Metagenomic Binning Service¶
Overview¶
The Metagenomic Binning Service accepts either reads or contigs, and attempts to “bin” the data into a set of genomes. This service can be used to reconstruct bacterial and archael genomes from environmental samples [1].
See also¶
Using the Metagenomic Binning Service¶
The Metagenomic Binning submenu option under the Services main menu (Metagenomics category) opens the Metagenomic Binning Service input form (shown below). Note: You must be logged into BV-BRC to use this service.
Options¶
Start With¶
The service supports input of read files or assembled contigs. This selection changes the options in the Input File box on the form.
Read File Option¶
Assembled Contigs Option¶
Input File¶
The Input File box options depend on whether Read File or Assembled Contigs is chosen in the Start With box.
Read File Option¶
Multiple read types can be uploaded and submitted to the service. Clicking the arrow beside each one after uploading the file moves it to the Selected Libraries box, which will all be included when the service is run.
Paired Read Library - Read File 1 & 2¶
Many paired read libraries are given as file pairs, with each file containing half of each read pair. Paired read files are expected to be sorted such that each read in a pair occurs in the same Nth position as its mate in their respective files. These files are specified as READ FILE 1 and READ FILE 2. For a given file pair, the selection of which file is READ 1 and which is READ 2 does not matter.
Single Read Library¶
This option allows upload of a fastq file that contains single reads.
SRR Run Accession¶
This option allows upload of existing read data at the NCBI Sequence Read Archive (SRA) by entering the SRR Run Accession number.
Assembled Contigs Option¶
Contigs¶
Alternatively, contigs can be uploaded and used with the service instead of read files.
Parameters¶
Assembly Strategy¶
3 options are available for read assembly:
MetaSpades [2] - part of the SPAdes toolkit, developed to address the various challenges of metagenomic assembly.
MEGAHIT [3] - a de novo assembler for assembling large and complex metagenomics data. MEGAHIT assembles the data as a whole (i.e., no preprocessing like partitioning and normalization).
Auto - the service uses the most appropriate strategy for the input data.
Organisms of Interest¶
This option allows selection of bacterial or viral annotation, or both.
Bacteria/Archaea - Uses the RASTtk [4] annotation pipeline.
Viruses - Uses use one of two annotation pipelines. It uses the VIGOR4 [5,6] pipeline if a reference annotation is available for that virus or viral family.
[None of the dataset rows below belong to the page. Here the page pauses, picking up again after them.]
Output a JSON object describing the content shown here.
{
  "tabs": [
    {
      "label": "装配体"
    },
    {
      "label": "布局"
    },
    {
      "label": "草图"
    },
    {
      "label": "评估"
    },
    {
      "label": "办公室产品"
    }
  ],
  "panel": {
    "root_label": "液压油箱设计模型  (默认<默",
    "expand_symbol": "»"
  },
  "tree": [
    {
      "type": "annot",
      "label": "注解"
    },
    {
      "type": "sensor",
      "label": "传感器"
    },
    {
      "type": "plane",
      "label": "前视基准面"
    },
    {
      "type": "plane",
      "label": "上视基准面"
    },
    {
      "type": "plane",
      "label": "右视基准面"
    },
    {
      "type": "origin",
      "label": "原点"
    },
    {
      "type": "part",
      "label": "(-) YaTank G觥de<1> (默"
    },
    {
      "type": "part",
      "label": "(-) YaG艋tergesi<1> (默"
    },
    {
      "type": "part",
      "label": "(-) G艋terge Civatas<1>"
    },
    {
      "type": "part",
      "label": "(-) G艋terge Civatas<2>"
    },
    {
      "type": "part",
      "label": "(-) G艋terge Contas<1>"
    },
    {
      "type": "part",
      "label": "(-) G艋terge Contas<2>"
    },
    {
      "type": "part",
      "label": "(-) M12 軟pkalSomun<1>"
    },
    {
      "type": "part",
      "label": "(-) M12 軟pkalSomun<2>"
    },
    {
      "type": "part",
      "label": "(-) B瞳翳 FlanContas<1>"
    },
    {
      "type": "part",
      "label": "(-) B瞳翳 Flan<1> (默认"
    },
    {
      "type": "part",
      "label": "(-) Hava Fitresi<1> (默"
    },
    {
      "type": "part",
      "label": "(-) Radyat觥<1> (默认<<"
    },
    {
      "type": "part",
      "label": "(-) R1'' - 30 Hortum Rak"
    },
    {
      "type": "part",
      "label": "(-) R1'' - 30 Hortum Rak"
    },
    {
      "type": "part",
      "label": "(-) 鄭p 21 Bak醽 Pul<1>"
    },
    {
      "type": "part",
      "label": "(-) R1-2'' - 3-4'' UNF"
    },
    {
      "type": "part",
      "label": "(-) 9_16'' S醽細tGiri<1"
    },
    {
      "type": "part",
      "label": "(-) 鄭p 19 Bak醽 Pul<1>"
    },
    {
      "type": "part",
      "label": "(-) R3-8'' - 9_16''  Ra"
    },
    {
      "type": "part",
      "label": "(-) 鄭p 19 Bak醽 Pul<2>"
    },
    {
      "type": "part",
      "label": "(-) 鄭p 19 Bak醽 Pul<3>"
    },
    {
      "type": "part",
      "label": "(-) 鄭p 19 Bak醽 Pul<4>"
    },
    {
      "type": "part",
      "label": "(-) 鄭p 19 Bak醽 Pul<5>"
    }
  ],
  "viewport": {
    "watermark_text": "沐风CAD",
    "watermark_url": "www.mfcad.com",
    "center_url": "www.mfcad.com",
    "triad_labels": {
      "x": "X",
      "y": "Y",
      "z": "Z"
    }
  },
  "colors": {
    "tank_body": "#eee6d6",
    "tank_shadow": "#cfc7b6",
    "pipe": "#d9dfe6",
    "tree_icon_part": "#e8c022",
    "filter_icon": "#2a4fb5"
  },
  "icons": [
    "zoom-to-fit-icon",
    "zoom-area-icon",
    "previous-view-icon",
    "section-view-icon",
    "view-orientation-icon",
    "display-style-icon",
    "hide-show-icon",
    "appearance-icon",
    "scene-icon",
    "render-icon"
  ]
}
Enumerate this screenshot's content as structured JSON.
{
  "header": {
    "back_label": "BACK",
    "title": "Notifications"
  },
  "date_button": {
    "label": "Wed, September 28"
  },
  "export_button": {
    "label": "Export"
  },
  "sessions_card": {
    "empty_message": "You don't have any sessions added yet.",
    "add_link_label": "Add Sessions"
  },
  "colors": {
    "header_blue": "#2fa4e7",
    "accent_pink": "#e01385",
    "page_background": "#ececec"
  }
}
If not, the Mat Peptide [7] pipeline is used.
Both - Uses both the bacterial and viral annotation pipelines.
Output Folder¶
The workspace folder where analysis job results will be placed.
Output Name¶
User-defined name used to uniquely identify results.
Genome Group Name¶
Name used to create genome group with identified genomes.
Selected libraries¶
Read files placed here will be submitted to the service.
Output Results¶
The Metagenomic Binning Service generates several files that are deposited in the Private Workspace in the designated Output Folder. These include
BinningReport.html - Document containing the list of bins and other summary information. Double-clicking on this file to display it.
bin.#.#### - Annotation job result of bin number #.
bin.#.####.fa - a FASTA file containing the bin’s contigs for bin number #.
References¶
Parrello, B., Butler, R., Chlenski, P., Pusch, G. D. & Overbeek, R. Supervised extraction of near-complete genomes from metagenomic samples: A new service in PATRIC. Plos one 16, e0250092 (2021).
Nurk, S., Meleshko, D., Korobeynikov, A. & Pevzner, P. A. metaSPAdes: a new versatile metagenomic assembler. Genome research 27, 824-834 (2017)
Li, D. et al. MEGAHIT v1. 0: a fast and scalable metagenome assembler driven by advanced methodologies and community practices. Methods 102, 3-11 (2016).
Brettin, T. et al. RASTtk: a modular and extensible implementation of the RAST algorithm for building custom annotation pipelines and annotating batches of genomes. Scientific reports 5, 8365 (2015).
Wang, S., Sundaram, J. P. & Spiro, D. VIGOR, an annotation program for small viral genomes. BMC bioinformatics 11, 1-10 (2010).
Wang, S., Sundaram, J. P. & Stockwell, T. B. VIGOR extended to annotate genomes for additional 12 different viruses. Nucleic acids research 40, W186-W192 (2012).
Larsen, C. N. et al. Mat_peptide: comprehensive annotation of mature peptides from polyproteins in five virus families. Bioinformatics 36, 1627-1628 (2020).